Because of their large size, rapid growth, and palatability, tilapiine cichlids are the focus of major farming efforts, specifically various species of Oreochromis, Sarotherodon, and Tilapia, collectively known colloquially as tilapias.
Like other large fish, they are a good source of protein and popular among artisanal and commercial fisheries.
Most such fisheries were originally found in the Philippines, but outdoor fish farms in tropical countries such as Papua New Guinea, Africa, and Indonesia are underway in freshwater lakes.
In temperate zone localities, tilapiine farming operations require energy to warm the water to tropical temperatures. One method uses waste heat from factories and power stations.
Tilapia have very low levels of mercury as they are fast-growing and short-lived with a primarily vegetarian diet, and thus do not accumulate mercury found in prey.
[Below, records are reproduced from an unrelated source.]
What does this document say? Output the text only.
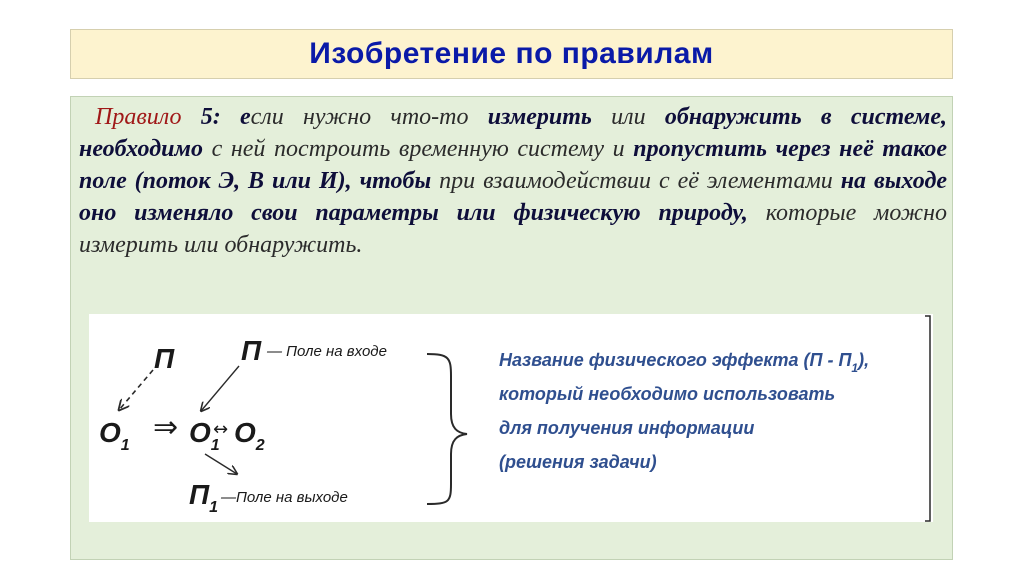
Изобретение по правилам

Правило 5: если нужно что-то измерить или обнаружить в системе, необходимо с ней построить временную систему и пропустить через неё такое поле (поток Э, В или И), чтобы при взаимодействии с её элементами на выходе оно изменяло свои параметры или физическую природу, которые можно измерить или обнаружить.

П
$O_1$
⇒
П — Поле на входе
$O_1$
↔ $O_2$
$П_1$
—Поле на выходе
Название физического эффекта $(П - П_1)$,
который необходимо использовать
для получения информации
(решения задачи)
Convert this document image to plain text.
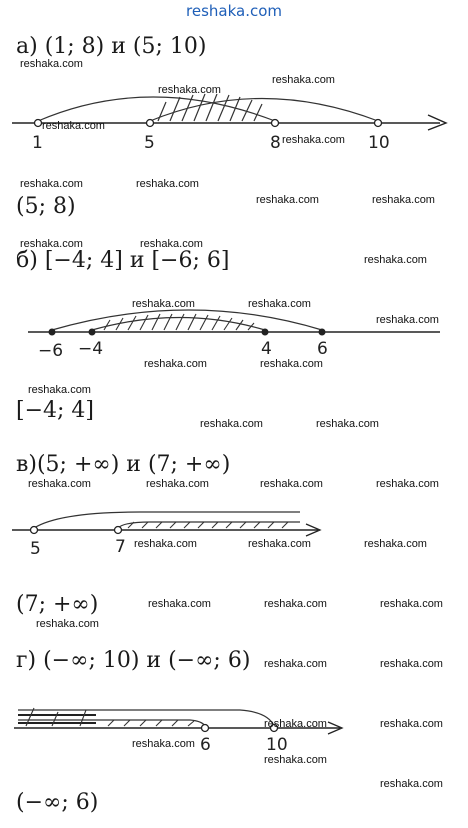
reshaka.com
а) (1; 8) и (5; 10)
1	5	8	10
(5; 8)
б) [−4; 4] и [−6; 6]
−6 −4	4	6
[−4; 4]
в)(5; +∞) и (7; +∞)
5	7
(7; +∞)
г) (−∞; 10) и (−∞; 6)
6	10
(−∞; 6)
reshaka.com
reshaka.com
reshaka.com
reshaka.com
reshaka.com
reshaka.com	reshaka.com
reshaka.com	reshaka.com
reshaka.com	reshaka.com
reshaka.com
reshaka.com	reshaka.com
reshaka.com
reshaka.com	reshaka.com
reshaka.com
reshaka.com	reshaka.com
reshaka.com	reshaka.com	reshaka.com	reshaka.com
reshaka.com	reshaka.com	reshaka.com
reshaka.com	reshaka.com	reshaka.com
reshaka.com
reshaka.com	reshaka.com
reshaka.com	reshaka.com
reshaka.com
reshaka.com
reshaka.com
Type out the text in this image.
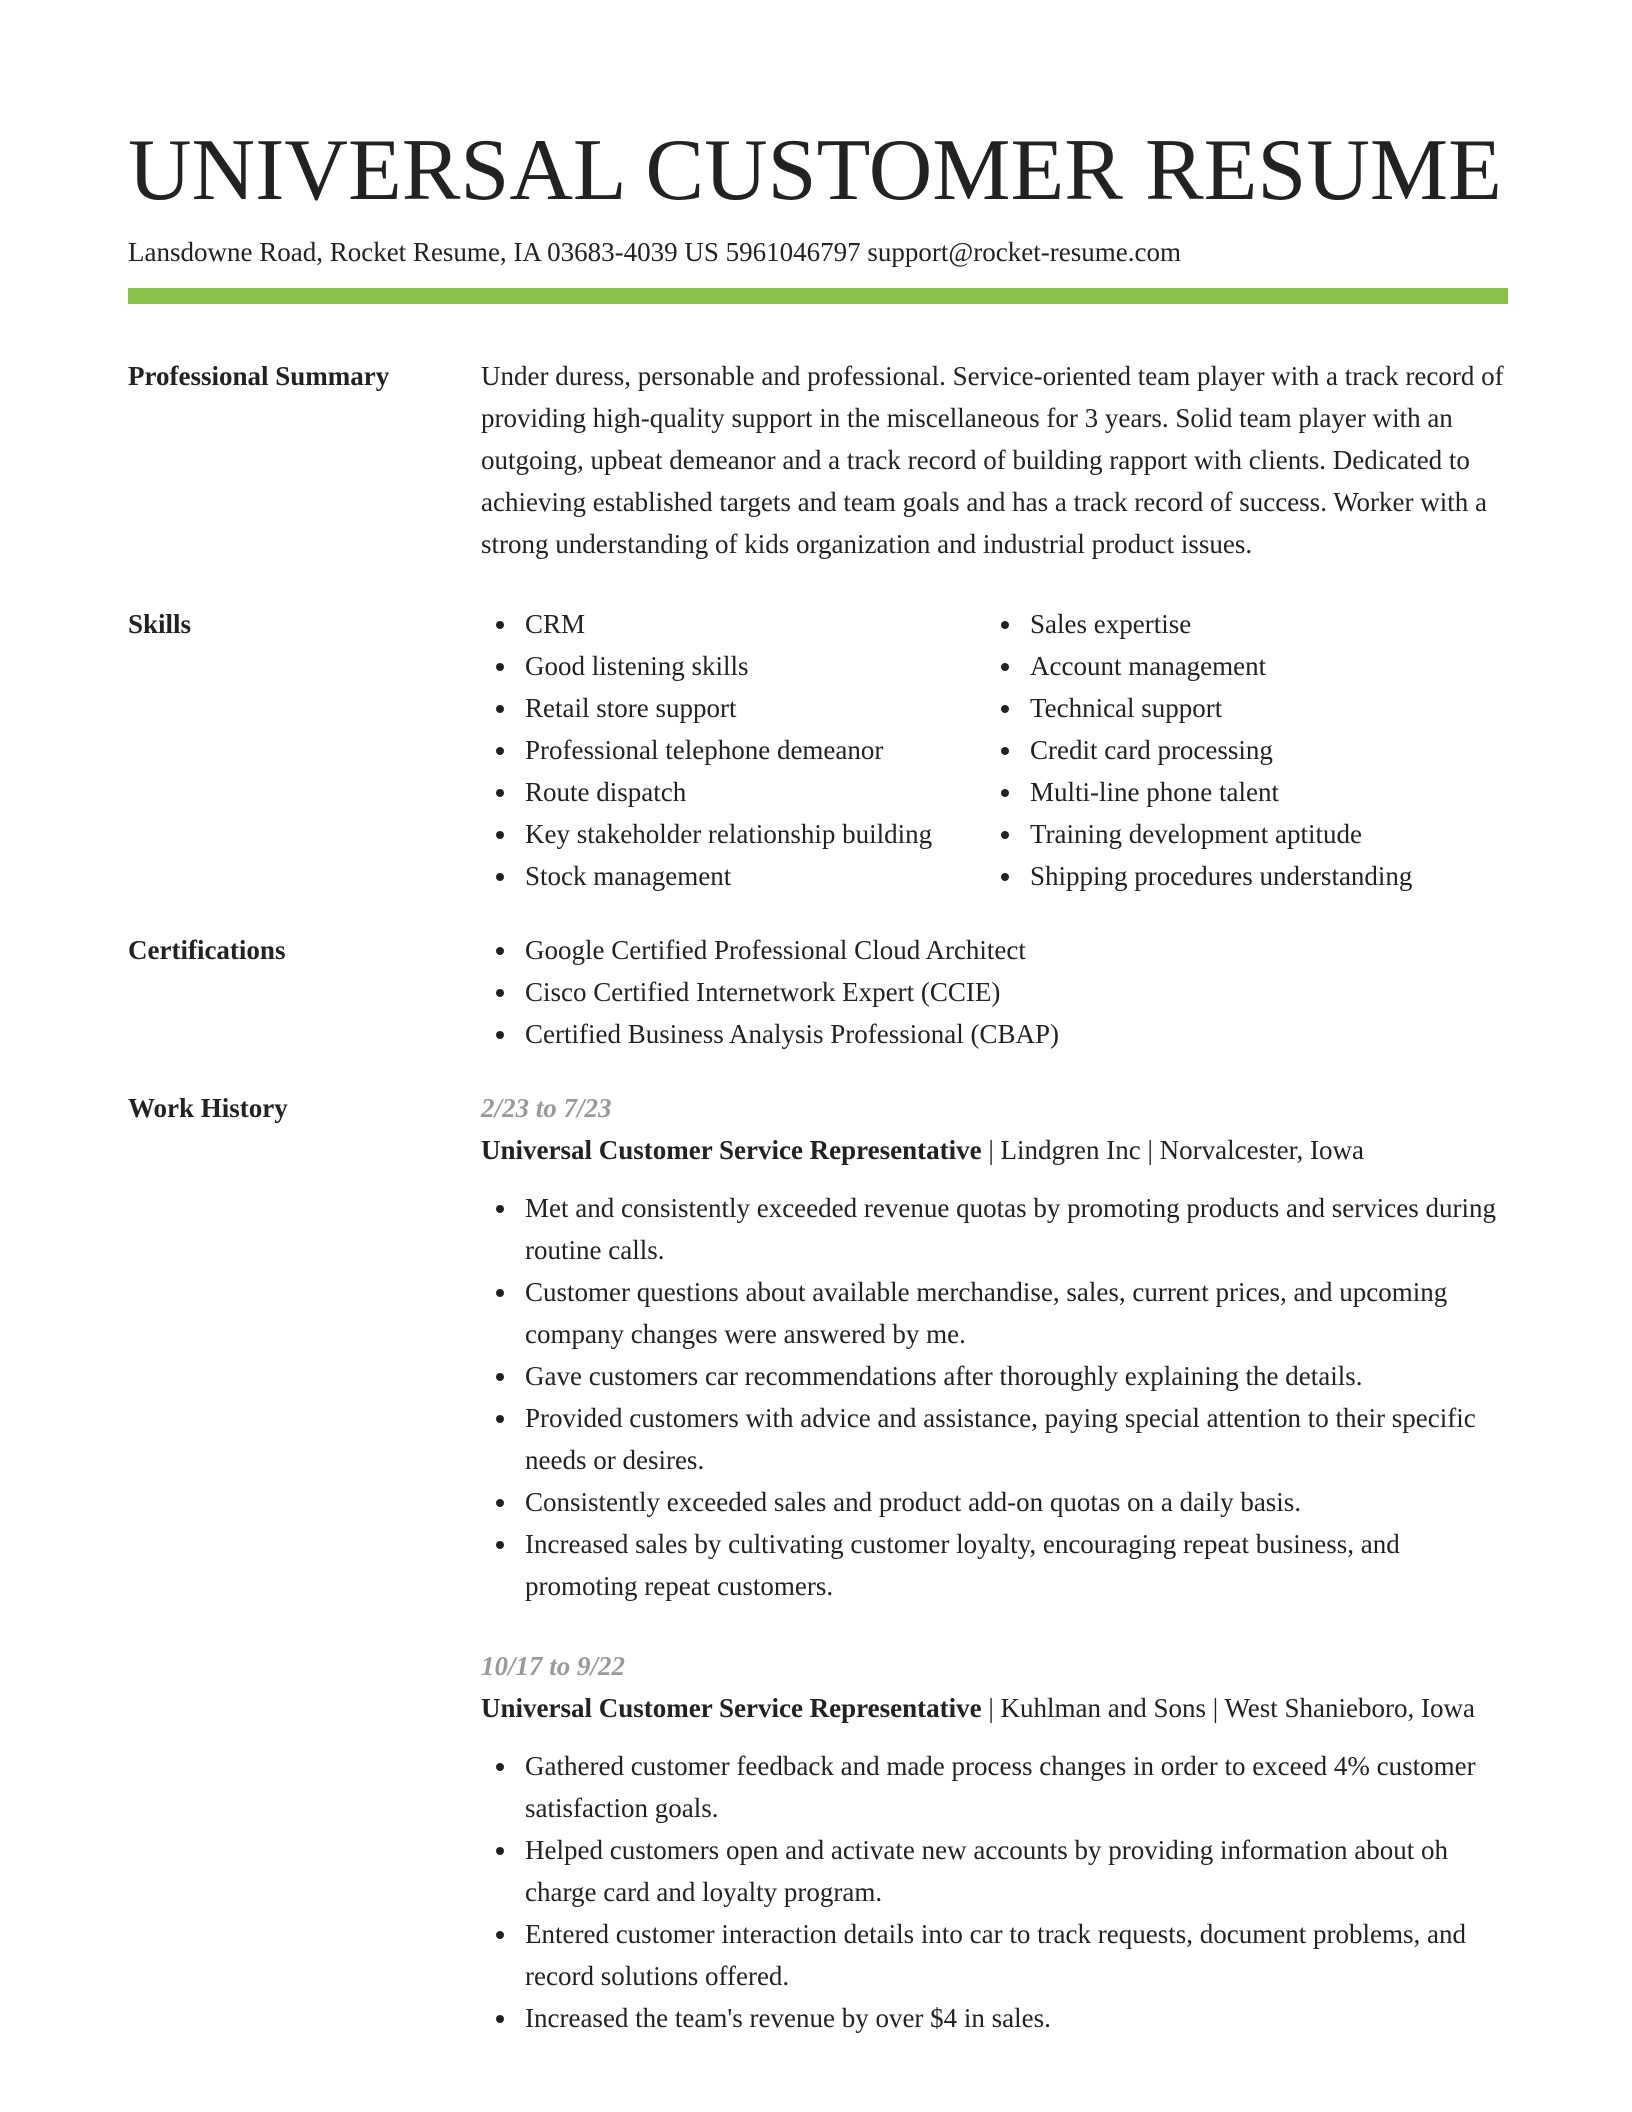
UNIVERSAL CUSTOMER RESUME
Lansdowne Road, Rocket Resume, IA 03683-4039 US 5961046797 support@rocket-resume.com
Professional Summary	Under duress, personable and professional. Service-oriented team player with a track record of providing high-quality support in the miscellaneous for 3 years. Solid team player with an outgoing, upbeat demeanor and a track record of building rapport with clients. Dedicated to achieving established targets and team goals and has a track record of success. Worker with a strong understanding of kids organization and industrial product issues.

Skills	CRM
Good listening skills
Retail store support
Professional telephone demeanor
Route dispatch
Key stakeholder relationship building
Stock management
Sales expertise
Account management
Technical support
Credit card processing
Multi-line phone talent
Training development aptitude
Shipping procedures understanding
Certifications	Google Certified Professional Cloud Architect
Cisco Certified Internetwork Expert (CCIE)
Certified Business Analysis Professional (CBAP)
Work History	2/23 to 7/23
Universal Customer Service Representative | Lindgren Inc | Norvalcester, Iowa
Met and consistently exceeded revenue quotas by promoting products and services during routine calls.
Customer questions about available merchandise, sales, current prices, and upcoming company changes were answered by me.
Gave customers car recommendations after thoroughly explaining the details.
Provided customers with advice and assistance, paying special attention to their specific needs or desires.
Consistently exceeded sales and product add-on quotas on a daily basis.
Increased sales by cultivating customer loyalty, encouraging repeat business, and promoting repeat customers.
10/17 to 9/22
Universal Customer Service Representative | Kuhlman and Sons | West Shanieboro, Iowa
Gathered customer feedback and made process changes in order to exceed 4% customer satisfaction goals.
Helped customers open and activate new accounts by providing information about oh charge card and loyalty program.
Entered customer interaction details into car to track requests, document problems, and record solutions offered.
Increased the team's revenue by over $4 in sales.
Tilapia is a low saturated fat, low calorie, low carbohydrate and low sodium protein source. It is a source of phosphorus, niacin, selenium, vitamin B12 and potassium.
However, farm raised tilapia (the least expensive and most popular) has a high fat content (though low in saturated fats).
According to research published in July 2008, farm raised tilapia may be worse for the heart than eating bacon or a hamburger.
The research suggests the nutritional value of farm raised tilapia may be compromised by the amount of corn included in the feed. The corn contains short chain omega-6s that contribute to the buildup of these materials in the fish. "Ratios of long-chain omega-6 to long-chain omega-3, AA to EPA respectively, in tilapia averaged about 11:1, compared to much less than 1:1 (indicating more EPA than AA) in both salmon and trout."
Wide spread publicity encouraging people to eat more fish has seen tilapia being purchased by those with lower incomes who are trying to eat a well balanced diet. The lower amounts of omega-3 and the higher ratios of omega-6 compounds in US farmed tilapia raise questions of the health benefits of consuming this fish.
Adequate diets for salmon and other carnivorous fish can alternatively be formulated from protein sources such as soy, although soy-based diets may also change in the balance between omega-6 and omega-3 fatty acids.